The intellectual trap of exploring a new place — whether through actual travel or by reading a book set there — is the practically unconscious assumption that we can generalize. Having just finished The Girl With the Dragon Tattoo, for example, I’m needing to remind myself that I have no fast, reliable way of verifying whether Stieg Larsson’s absorbing fictional depiction of Swedes and Sweden matches up even slightly with reality. Part of Larsson’s premise, though, is verifiably real: There are places, including Sweden, where journalists can be brought up on criminal charges for defaming someone in print.

Some of these places are in the U.S. As a former American newspaper reporter, I should have known this.

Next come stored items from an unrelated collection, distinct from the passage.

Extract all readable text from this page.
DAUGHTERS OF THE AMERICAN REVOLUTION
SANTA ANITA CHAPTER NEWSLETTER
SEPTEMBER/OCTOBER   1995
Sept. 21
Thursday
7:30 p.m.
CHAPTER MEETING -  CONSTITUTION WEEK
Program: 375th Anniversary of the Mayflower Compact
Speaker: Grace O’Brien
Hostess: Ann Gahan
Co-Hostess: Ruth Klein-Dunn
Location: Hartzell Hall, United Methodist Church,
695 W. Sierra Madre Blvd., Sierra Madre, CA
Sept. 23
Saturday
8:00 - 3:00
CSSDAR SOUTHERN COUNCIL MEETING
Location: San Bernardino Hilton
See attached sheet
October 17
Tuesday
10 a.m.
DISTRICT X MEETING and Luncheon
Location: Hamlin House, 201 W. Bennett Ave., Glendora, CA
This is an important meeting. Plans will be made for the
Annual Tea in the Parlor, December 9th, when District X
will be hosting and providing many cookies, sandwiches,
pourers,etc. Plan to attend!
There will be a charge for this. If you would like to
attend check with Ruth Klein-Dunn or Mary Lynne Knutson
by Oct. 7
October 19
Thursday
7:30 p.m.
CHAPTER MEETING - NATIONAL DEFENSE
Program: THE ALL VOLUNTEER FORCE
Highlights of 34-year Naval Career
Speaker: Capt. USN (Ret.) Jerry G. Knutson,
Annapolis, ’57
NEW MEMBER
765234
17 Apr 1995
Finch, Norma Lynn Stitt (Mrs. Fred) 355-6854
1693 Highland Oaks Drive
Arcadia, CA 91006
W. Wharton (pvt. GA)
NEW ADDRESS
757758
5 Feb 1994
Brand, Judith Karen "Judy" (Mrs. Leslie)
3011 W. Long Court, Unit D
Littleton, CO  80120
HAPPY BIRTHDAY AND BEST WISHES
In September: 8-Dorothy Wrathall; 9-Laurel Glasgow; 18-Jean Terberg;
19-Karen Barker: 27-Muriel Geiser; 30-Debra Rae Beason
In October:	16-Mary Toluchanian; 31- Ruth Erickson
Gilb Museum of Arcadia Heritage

Let me just stipulate to being ignorant and provincial, so we can get back to looking at Sweden.


To put Sweden’s laws in perspective, here are two maps produced by the anti-censorship organization Article 19. The first map marks Sweden — and much of the world — as having criminal defamation laws. The second map indicates that in Sweden there were “no known cases” of journalists being punished for defamation between 2005 and 2007.

Some countries, according to that second map, had punished five or more journalists during that same time: China, Uzbekistan, Iran, Syria, Egypt, Chad, Democratic Republic of Congo, and the Philippines.

Searching for the words “criminal defamation” on the Committee to Protect Journalists web site returns a mix of results. CPJ heralds “Criminal defamation eliminated in Argentina.” More typically, though, CPJ is protesting, as in “Blogger faces criminal defamation charges in Morocco” or “U.S. PUBLISHER AND EDITOR CONVICTED OF CRIMINAL DEFAMATION.”

It’s a rich topic. One inexact measure of that richness is that I have twenty windows open in my web browser right now. Linking to all of them would be overkill. So I won’t.

This post doesn’t claim to be comprehensive and I don’t claim to have a solid grasp of criminal defamation laws around the world. Rather, I’m just using this post to note something I find cool: You can set out to read a crime novel and end up with twenty open windows in your web browser and a bit of new knowledge about the world.